2. The lithium ion battery module according to claim 1, characterized in that it further comprises a plurality of low pass filter circuits (6), said low pass filter circuits (6) being arranged between the lithium ion battery (10) and a circuit board (2).

3. The lithium ion battery module according to claim 2, characterized in that the low pass filter circuit (6) comprises a resistor (60) and a capacitor (61), the resistor (60) is connected in series between the positive pole of the lithium ion battery (10) and the circuit board (2), one end of the capacitor (61) is connected between the resistor (60) and the circuit board (2), and the other end is connected between the negative pole of the lithium ion battery (10) and the circuit board (2).

4. The lithium ion battery module according to claim 1, further comprising a filter circuit (7), wherein one end of the filter circuit (7) is connected in parallel with the shunt resistor (5), and the other end is connected with the circuit board (2).

5. The lithium ion battery module according to claim 4, characterized in that the filter circuit (7) comprises a resistor R6, a resistor R7 and a capacitor C5, wherein one end of the resistor R6 is connected with the high voltage end (50) of the shunt resistor (5), and the other end is connected with the first interface (20) of the circuit board (2); resistance R7 one end with low-voltage end (51) of shunt resistance (5) are connected, the other end and second interface (21) of circuit board (2) are connected, electric capacity C5 one end is even between first interface (20) and resistance R6, the other end is connected between second interface (21) and resistance R7.
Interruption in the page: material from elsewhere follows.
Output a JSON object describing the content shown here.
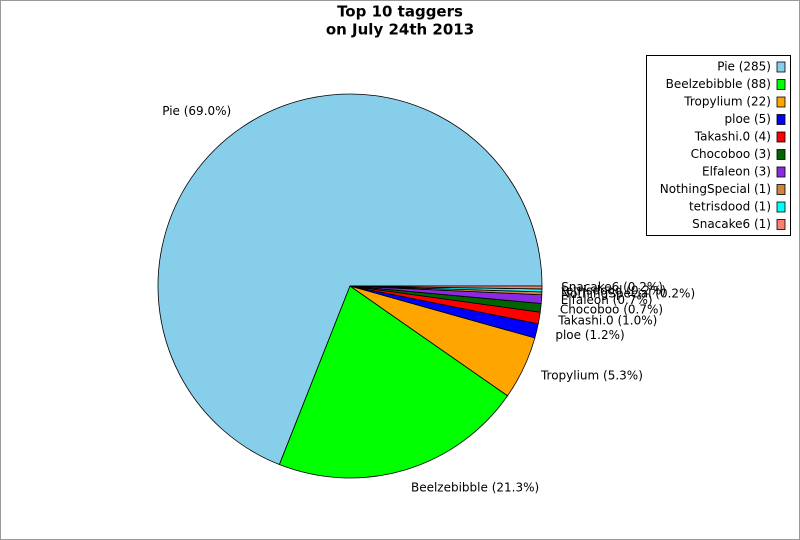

6. The lithium ion battery module according to claim 1, wherein a charging interface (22) and a discharging interface (23) are provided on the circuit board (2), the charging interface (22) is connected to the gate of the first MOSFET (3), and the discharging interface (23) is connected to the gate of the second MOSFET (4).

7. The lithium ion battery module according to claim 1, characterized in that a voltage input interface (24) is further provided on the circuit board (2), and the voltage input interface (24) is connected with the lithium ion battery (10).